Lima daerah terbaik itu di antaranya Kabupaten Aceh Tengah, Aceh Selatan, Aceh Tamiang, Kabupaten Nagan Raya, serta perwakilan Kota Lhokseumawe.

Dalam ajang itu, para penari dari kabupaten/kota menampilkan tarian terbaiknya dalam kompetisi tersebut. Sejumlah tarian tradisional menjadi andalan peserta untuk ditampilkan di hadapan lima orang dewan juri.

Kepala Bidang Bahasa dan Seni Disbudpar Aceh, Nurlaila Hamjah menyampaikan, untuk pertunjukkan tari tradisi memang tidak dipilih juara. Tapi hanya ditetapkan lima peserta terbaik.

“Karena semua tarian itu bagus dan indah. Apalagi semua daerah memiliki tarian khas masing-masing dengan keindahannya tersendiri,” ujar Nurlaila.

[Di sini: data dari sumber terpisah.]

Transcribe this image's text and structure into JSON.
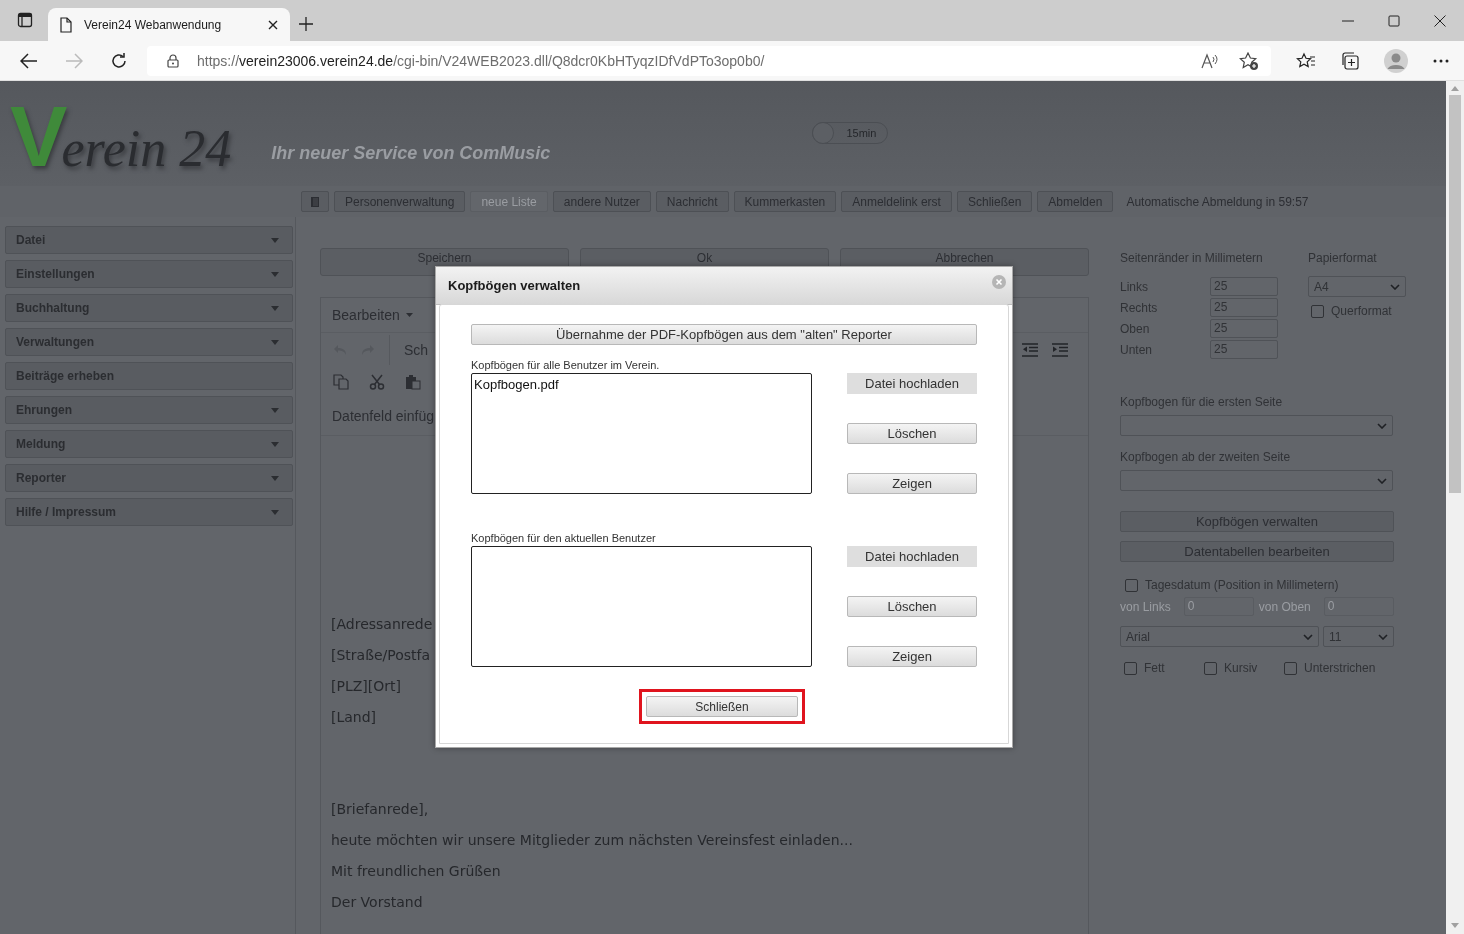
{
  "browser": {
    "tab_title": "Verein24 Webanwendung",
    "url_scheme": "https://",
    "url_host": "verein23006.verein24.de",
    "url_path": "/cgi-bin/V24WEB2023.dll/Q8dcr0KbHTyqzIDfVdPTo3op0b0/"
  },
  "header": {
    "logo_initial": "V",
    "logo_rest": "erein 24",
    "slogan": "Ihr neuer Service von ComMusic",
    "timeout_toggle": {
      "label": "15min",
      "on": false
    }
  },
  "nav": {
    "buttons": [
      {
        "kind": "icon",
        "disabled": false
      },
      {
        "kind": "text",
        "label": "Personenverwaltung",
        "disabled": false
      },
      {
        "kind": "text",
        "label": "neue Liste",
        "disabled": true
      },
      {
        "kind": "text",
        "label": "andere Nutzer",
        "disabled": false
      },
      {
        "kind": "text",
        "label": "Nachricht",
        "disabled": false
      },
      {
        "kind": "text",
        "label": "Kummerkasten",
        "disabled": false
      },
      {
        "kind": "text",
        "label": "Anmeldelink erst",
        "disabled": false
      },
      {
        "kind": "text",
        "label": "Schließen",
        "disabled": false
      },
      {
        "kind": "text",
        "label": "Abmelden",
        "disabled": false
      }
    ],
    "status": "Automatische Abmeldung in 59:57"
  },
  "sidebar": {
    "items": [
      {
        "label": "Datei",
        "expandable": true
      },
      {
        "label": "Einstellungen",
        "expandable": true
      },
      {
        "label": "Buchhaltung",
        "expandable": true
      },
      {
        "label": "Verwaltungen",
        "expandable": true
      },
      {
        "label": "Beiträge erheben",
        "expandable": false
      },
      {
        "label": "Ehrungen",
        "expandable": true
      },
      {
        "label": "Meldung",
        "expandable": true
      },
      {
        "label": "Reporter",
        "expandable": true
      },
      {
        "label": "Hilfe / Impressum",
        "expandable": true
      }
    ]
  },
  "editor": {
    "actions": [
      "Speichern",
      "Ok",
      "Abbrechen"
    ],
    "menu": "Bearbeiten",
    "style_label": "Sch",
    "field_label": "Datenfeld einfüg",
    "address_lines": [
      "[Adressanrede",
      "[Straße/Postfa",
      "[PLZ][Ort]",
      "[Land]"
    ],
    "letter_lines": [
      "[Briefanrede],",
      "heute möchten wir unsere Mitglieder zum nächsten Vereinsfest einladen...",
      "Mit freundlichen Grüßen",
      "Der Vorstand"
    ]
  },
  "settings": {
    "margins_title": "Seitenränder in Millimetern",
    "margins": [
      {
        "label": "Links",
        "value": "25"
      },
      {
        "label": "Rechts",
        "value": "25"
      },
      {
        "label": "Oben",
        "value": "25"
      },
      {
        "label": "Unten",
        "value": "25"
      }
    ],
    "paper_title": "Papierformat",
    "paper_value": "A4",
    "landscape": {
      "label": "Querformat",
      "checked": false
    },
    "first_page_label": "Kopfbogen für die ersten Seite",
    "second_page_label": "Kopfbogen ab der zweiten Seite",
    "buttons": [
      "Kopfbögen verwalten",
      "Datentabellen bearbeiten"
    ],
    "date": {
      "label": "Tagesdatum (Position in Millimetern)",
      "checked": false
    },
    "date_position": [
      {
        "label": "von Links",
        "value": "0",
        "disabled": true
      },
      {
        "label": "von Oben",
        "value": "0",
        "disabled": true
      }
    ],
    "font": "Arial",
    "size": "11",
    "styles": [
      {
        "label": "Fett",
        "checked": false
      },
      {
        "label": "Kursiv",
        "checked": false
      },
      {
        "label": "Unterstrichen",
        "checked": false
      }
    ]
  },
  "dialog": {
    "title": "Kopfbögen verwalten",
    "import_button": "Übernahme der PDF-Kopfbögen aus dem \"alten\" Reporter",
    "sections": [
      {
        "label": "Kopfbögen für alle Benutzer im Verein.",
        "files": [
          "Kopfbogen.pdf"
        ],
        "buttons": [
          "Datei hochladen",
          "Löschen",
          "Zeigen"
        ]
      },
      {
        "label": "Kopfbögen für den aktuellen Benutzer",
        "buttons": [
          "Datei hochladen",
          "Löschen",
          "Zeigen"
        ]
      }
    ],
    "close_button": {
      "label": "Schließen",
      "highlighted": true
    }
  }
}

Oleh karena itu, juri hanya memberikan penilaian berdasarkan orisinilitas, keseragaman gerak, kerapian, dan kekompakan. Lewat pertunjukkan tari tradisi, kata dia, daerah-daerah memunculkan kembali karya terbaiknya.

Misalnya Aceh Tengah tampil dengan Tari Guel, Gayo Lues tampil dengan Tari Bines. Bahkan Simeulue membawakan tarian Madidik yang selama masih jarang dikenal oleh warga pesisir lain di Aceh.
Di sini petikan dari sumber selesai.